A few days ago, I was sitting at a red light on my way to work. I was changing songs on my playlist when I glanced up at my rearview mirror. I saw the distinctive flashing lights of an ambulance behind me in the distance. I observed to see if it was going to turn at that intersection. When it drove through it, my light turned green. At that moment, I looked to my right and made eye contact with the woman in the van next to me. No words needed to be said. I looked around and saw that all the people who were at the intersection were on one accord. We all stood still. The ambulance was able to drive up and turn without any hinderances at all. Once it passed, we all continued on our way. Of course, this isn’t the first time this has happened to me in my life. But for some reason, this particular occurrence made me actually think. In that moment, complete strangers were all in unison. We understood that the ambulance getting to its destination was more important than anything we had going on at that particular moment.
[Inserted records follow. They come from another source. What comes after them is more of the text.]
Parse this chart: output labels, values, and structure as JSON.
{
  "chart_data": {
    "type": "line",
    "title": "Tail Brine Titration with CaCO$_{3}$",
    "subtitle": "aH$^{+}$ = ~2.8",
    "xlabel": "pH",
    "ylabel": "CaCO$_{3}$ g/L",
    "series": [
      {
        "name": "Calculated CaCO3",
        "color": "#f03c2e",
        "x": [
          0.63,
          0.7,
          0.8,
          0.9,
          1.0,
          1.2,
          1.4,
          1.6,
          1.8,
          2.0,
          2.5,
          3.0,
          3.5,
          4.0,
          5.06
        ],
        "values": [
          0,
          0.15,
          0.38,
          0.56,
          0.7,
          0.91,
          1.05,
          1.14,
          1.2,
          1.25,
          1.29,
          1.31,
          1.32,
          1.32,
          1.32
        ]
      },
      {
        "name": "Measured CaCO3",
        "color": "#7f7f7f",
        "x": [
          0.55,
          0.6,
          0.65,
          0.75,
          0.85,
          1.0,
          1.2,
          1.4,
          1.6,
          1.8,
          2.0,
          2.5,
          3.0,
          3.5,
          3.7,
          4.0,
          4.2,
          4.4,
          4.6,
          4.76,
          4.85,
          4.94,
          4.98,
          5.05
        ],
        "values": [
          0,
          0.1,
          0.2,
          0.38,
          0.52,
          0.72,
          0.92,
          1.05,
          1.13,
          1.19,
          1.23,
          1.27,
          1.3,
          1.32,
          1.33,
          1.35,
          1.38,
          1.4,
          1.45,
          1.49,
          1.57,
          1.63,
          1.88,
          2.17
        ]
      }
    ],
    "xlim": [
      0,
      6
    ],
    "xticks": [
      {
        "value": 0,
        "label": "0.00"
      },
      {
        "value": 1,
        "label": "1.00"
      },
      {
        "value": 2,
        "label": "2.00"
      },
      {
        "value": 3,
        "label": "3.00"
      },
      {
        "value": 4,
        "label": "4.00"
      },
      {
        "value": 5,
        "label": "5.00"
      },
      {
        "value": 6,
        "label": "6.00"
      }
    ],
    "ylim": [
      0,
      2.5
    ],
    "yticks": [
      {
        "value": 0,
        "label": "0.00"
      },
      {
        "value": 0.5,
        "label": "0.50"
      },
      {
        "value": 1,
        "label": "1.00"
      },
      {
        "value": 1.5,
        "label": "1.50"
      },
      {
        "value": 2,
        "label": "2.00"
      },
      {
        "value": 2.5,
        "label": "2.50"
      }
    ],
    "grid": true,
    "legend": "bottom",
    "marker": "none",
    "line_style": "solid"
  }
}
In a way, we came together for the greater good. Who knows, maybe us making that decision was the difference between life and death for the person in the ambulance.

It takes a common enemy at times to unite the people. Unfortunately, a lot of the time it involves death being in the equation. Right now, the world has slowed down and has come to a complete halt in certain parts. It’s because people are dying from the virus. Even though you may have a different opinion or theory in regards to the virus, the one thing that cannot be denied is that people are dying. These people may be strangers to you. To someone else, they may have been a mother, father, grandmother, grandfather, son, daughter, sister, brother, cousin, aunt, uncle, or friend. What’s really heartbreaking is that there is a select group of people who will not take things seriously because the tragedy has not hit close enough to home. I have seen this mindset throughout most of my life, “Since I have not experienced it directly, then it doesn’t exist.” This shows a lack of compassion towards your fellow man. Be selfless and think about others. 

The decisions you make have a ripple effect. Just like you don’t know who is in the back of that ambulance, you also do not know the harm you may cause just because you’re trying to live your life as usual. Even though you may be healthy, you could still bring the disease back to a family member. Now is the time to be cautious. This will pass before you know it and you’ll be able to return to your regular life. Even though you still have the green light in some areas, exercise caution and know when to come to a complete stop. It’s not about you. Someone’s life is in your hands. Treat them the same way that you would want them to treat you if it was your life was at risk. It’s only for a season.